One of the best ways to avoid accidents is to ensure that your car is in the best condition possible. Why? A car that is not well-maintained is more likely to run into problems or malfunction. If that happens, your safety goes beyond your control. You’ll never know what can happen.

Now, it’s understandable that not everyone can afford to buy a new car, so a regular check-up should be enough. Make sure that the oil is changed when needed. Also, make sure that all your lights turn on properly, all your tires are properly inflated to the automaker’s recommended pressures. Don’t forget to always have a spare for emergencies. 

Here’s a list that can serve as your car maintenance checklist:

For Short Term Checks

  • Make sure your air filter is flowing properly to ensure fuel efficiency.
  • Check your oil and coolant levels (especially before a long drive).
  • Inspect both turn signals and your parking lights at least once a month to make sure your lights are functional.
  • Inspect tires every month, before a long drive, or if you’re going to carry heavy loads.
  • Change both the oil & oil filter as much as recommended in your vehicle’s manual (consult with a professional if in doubt).

For Long Term Checks

  • Make sure your transmission fluid is checked and changed when needed (check your vehicle manufacturer’s recommendations).
  • Have your vehicle’s shocks and struts inspected by a professional every 50,000 miles or so.
  • Have your coolant system flushed regularly to get rid of contaminants that can build up inside your radiator.
  • Make sure to replace your windshield wipers at least once a year, or whenever the effectiveness is compromised.
  • Schedule regular battery testing to ensure it’s working properly at all times.
  • Change your tires as needed, depending on your location’s driving weather conditions.

Following this car maintenance schedule are just some of the recommendations that can help ensure your car is in good condition.

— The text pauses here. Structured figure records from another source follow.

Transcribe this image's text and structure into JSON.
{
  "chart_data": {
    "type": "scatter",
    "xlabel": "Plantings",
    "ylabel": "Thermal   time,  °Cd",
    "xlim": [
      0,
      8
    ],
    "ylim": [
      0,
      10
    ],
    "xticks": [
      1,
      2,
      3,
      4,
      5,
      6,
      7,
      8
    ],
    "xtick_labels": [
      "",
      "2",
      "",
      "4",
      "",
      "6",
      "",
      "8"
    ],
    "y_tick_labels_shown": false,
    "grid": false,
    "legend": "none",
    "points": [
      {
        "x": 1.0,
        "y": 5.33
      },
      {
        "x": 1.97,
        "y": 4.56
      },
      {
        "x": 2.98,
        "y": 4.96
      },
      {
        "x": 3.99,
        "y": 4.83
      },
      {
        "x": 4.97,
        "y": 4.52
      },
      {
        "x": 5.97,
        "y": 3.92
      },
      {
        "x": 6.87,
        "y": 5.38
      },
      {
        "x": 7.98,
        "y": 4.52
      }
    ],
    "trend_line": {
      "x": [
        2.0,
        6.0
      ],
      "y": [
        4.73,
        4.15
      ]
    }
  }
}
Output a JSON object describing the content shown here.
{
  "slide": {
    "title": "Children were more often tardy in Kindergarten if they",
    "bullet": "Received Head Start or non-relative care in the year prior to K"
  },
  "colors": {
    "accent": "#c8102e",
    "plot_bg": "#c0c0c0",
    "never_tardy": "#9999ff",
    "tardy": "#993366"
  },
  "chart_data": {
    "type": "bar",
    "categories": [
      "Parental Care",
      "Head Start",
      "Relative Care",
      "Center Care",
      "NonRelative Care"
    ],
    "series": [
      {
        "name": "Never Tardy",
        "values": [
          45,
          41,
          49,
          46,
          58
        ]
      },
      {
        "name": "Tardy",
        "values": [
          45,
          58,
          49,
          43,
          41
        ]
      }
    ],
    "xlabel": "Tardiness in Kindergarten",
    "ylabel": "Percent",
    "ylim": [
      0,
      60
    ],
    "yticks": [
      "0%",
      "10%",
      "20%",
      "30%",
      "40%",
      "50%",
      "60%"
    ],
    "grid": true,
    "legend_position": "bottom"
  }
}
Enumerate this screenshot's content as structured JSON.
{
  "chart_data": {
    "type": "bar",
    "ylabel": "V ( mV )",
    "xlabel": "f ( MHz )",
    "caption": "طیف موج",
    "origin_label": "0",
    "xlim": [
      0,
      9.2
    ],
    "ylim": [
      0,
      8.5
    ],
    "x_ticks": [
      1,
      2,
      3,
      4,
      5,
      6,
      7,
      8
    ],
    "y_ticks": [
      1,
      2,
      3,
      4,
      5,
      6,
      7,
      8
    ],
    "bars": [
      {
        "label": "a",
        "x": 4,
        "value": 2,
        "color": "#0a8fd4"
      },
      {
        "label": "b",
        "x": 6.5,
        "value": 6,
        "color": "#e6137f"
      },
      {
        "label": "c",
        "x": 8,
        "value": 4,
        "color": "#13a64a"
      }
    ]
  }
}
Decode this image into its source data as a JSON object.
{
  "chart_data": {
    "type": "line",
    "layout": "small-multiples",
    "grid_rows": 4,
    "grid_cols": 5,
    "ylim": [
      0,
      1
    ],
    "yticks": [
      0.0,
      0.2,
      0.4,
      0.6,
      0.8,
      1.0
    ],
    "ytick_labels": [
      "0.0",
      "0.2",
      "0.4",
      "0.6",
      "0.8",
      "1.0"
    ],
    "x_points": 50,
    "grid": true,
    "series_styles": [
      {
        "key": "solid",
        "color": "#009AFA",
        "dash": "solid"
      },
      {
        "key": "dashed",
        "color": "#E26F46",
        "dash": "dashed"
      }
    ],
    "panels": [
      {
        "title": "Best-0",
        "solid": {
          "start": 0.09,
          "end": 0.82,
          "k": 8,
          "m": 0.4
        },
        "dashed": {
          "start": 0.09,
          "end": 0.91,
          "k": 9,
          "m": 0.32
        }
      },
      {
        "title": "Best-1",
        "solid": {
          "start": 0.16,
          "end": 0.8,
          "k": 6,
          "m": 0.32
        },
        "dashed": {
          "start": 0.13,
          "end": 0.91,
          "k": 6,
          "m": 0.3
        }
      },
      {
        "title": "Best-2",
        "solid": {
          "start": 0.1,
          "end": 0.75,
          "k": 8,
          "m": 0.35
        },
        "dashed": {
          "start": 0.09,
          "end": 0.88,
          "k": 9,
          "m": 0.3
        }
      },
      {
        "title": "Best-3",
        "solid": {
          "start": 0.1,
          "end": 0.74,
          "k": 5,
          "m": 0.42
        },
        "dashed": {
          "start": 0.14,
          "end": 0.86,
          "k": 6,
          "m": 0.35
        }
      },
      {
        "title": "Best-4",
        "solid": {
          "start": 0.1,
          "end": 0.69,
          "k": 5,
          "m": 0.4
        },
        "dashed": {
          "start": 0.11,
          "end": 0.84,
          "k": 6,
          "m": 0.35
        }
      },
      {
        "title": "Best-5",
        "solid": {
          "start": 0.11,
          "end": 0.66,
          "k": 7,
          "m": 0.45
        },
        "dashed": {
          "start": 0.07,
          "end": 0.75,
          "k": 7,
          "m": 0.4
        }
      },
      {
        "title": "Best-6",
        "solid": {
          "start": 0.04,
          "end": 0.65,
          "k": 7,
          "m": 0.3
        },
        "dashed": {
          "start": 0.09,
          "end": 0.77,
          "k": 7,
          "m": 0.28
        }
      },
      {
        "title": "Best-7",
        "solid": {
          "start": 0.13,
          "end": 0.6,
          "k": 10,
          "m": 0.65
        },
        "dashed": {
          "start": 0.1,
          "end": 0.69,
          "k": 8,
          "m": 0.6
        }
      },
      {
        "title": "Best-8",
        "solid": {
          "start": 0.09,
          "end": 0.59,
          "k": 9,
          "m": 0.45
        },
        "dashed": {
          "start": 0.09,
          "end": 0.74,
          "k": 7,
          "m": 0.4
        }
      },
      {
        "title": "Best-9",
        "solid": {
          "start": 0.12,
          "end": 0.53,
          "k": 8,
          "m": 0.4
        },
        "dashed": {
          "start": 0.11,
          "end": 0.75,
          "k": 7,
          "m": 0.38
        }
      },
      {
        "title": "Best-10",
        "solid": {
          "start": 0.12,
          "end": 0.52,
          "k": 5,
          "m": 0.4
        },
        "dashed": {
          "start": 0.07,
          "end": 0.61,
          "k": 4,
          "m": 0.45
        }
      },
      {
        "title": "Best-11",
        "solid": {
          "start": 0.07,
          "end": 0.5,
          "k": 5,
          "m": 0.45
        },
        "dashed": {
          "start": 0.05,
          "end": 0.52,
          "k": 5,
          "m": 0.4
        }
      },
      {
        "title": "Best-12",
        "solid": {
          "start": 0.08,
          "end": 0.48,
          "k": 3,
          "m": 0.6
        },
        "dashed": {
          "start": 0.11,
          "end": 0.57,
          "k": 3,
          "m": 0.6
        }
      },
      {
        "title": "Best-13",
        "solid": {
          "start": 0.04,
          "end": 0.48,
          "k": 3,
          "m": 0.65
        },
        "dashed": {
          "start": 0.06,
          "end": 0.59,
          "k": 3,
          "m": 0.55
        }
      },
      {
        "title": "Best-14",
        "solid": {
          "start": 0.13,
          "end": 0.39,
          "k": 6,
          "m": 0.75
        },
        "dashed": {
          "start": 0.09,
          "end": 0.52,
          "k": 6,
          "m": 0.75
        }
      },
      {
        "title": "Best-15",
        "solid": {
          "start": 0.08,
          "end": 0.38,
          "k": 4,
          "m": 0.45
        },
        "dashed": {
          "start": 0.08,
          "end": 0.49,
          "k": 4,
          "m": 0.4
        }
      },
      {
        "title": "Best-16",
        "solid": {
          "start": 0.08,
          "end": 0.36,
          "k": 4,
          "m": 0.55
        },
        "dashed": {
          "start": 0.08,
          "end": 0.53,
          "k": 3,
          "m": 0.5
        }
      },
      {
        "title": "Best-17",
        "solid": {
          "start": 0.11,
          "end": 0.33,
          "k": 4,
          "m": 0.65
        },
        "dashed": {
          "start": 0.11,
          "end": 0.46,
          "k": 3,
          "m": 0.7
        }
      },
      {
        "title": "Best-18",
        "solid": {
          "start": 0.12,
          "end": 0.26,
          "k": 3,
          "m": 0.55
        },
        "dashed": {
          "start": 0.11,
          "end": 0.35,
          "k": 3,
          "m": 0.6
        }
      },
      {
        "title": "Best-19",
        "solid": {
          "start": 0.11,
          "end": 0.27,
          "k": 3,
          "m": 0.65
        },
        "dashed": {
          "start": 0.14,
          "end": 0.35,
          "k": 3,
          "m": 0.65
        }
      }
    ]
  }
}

By sticking to it, you will not only extend the life of your vehicle, but it will also be a good way to prevent breakdowns and malfunctions that can ultimately end up in unwanted road collisions or accidents.

Now, these are not, by any means, the only safe driving tips you should follow, and you should always be making sure you’re doing everything you can to make the road as safe as possible, not only for yourself but for those around you as well. After all, the road is the safest when we all work together to make safety our top priority – and that means we can’t do it without you. Are you doing your part to decrease the number of automobile accidents every year?